Was wir Christus zu verdanken haben und was wir Ihm schulden
„Seid meine Nachfolger, wie ich ein Nachfolger Christi bin.“ (1. Kor. 4, 10)
„Folge mir nach!“ Dies ist der Zuruf, die Einladung Christi an jede durch sein Blut erkaufte Menschenseele.
Was dieser Zuruf bedeute, das sagt uns der Apostelfürst Petrus: „Christus hat euch ein Beispiel hinterlassen, dass ihr seinen Fußstapfen folgt.“ Nämlich in der Nachahmung seiner Tugenden. Wir fühlen die Notwendigkeit, als Christen Christo zu folgen, um so mehr, wenn wir an die ganze Ordnung des Heiles denken. Um uns aus dem Abgrund der Sünde zu retten, dafür kam ja Christus in die Welt, „zu suchen, was verloren war.“ Doch nicht nur dies, sondern wir sollten durch Ihn wieder die Gnade erlangen, Kinder Gottes zu sein.

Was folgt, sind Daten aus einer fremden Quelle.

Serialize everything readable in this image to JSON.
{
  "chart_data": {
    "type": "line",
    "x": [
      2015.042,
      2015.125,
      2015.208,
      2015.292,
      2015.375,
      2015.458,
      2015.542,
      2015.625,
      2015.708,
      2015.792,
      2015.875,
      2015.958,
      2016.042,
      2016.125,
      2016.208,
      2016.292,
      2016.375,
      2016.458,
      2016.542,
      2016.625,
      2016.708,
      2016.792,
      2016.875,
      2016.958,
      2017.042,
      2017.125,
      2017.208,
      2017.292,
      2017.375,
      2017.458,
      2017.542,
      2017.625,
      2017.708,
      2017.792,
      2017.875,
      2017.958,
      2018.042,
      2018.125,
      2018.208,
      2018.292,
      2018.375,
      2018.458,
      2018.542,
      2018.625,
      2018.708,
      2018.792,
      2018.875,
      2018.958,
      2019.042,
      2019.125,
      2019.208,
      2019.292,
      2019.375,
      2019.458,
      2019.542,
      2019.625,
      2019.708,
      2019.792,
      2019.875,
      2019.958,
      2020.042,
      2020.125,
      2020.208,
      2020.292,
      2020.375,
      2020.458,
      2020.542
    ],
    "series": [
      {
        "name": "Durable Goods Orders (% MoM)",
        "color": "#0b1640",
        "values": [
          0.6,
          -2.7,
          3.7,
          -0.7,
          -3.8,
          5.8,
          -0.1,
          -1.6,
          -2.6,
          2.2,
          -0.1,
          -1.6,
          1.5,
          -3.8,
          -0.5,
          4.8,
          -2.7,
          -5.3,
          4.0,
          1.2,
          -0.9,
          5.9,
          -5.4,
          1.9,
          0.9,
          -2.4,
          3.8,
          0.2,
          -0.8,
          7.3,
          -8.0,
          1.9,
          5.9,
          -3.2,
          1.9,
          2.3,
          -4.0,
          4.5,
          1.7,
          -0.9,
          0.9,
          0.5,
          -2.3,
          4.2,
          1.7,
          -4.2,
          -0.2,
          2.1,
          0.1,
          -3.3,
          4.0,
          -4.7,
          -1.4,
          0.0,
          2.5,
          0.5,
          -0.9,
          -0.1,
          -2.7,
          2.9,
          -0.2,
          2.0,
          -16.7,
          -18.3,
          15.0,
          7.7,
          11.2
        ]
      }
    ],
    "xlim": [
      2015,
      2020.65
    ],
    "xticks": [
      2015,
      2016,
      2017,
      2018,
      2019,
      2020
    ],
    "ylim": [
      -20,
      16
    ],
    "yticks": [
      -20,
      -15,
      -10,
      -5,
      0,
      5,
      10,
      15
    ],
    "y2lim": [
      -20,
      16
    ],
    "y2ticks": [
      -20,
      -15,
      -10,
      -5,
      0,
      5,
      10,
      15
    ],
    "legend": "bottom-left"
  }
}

Um aber als wahres Kind Gottes zu leben, bedarf der Mensch des Beistandes der Gnade Gottes. Dafür stiftete Christus sein Reich, seine Kirche auf Erden und übergab ihr alle Mittel des Heiles, auf dass sie selbst heilig und auch imstande sei, ihre Kinder zur Heiligkeit des Lebens zu ermuntern und ihnen dazu die Quellen der Gnaden aufzuschließen durch das Gebet, das Opfer und die Sakramente.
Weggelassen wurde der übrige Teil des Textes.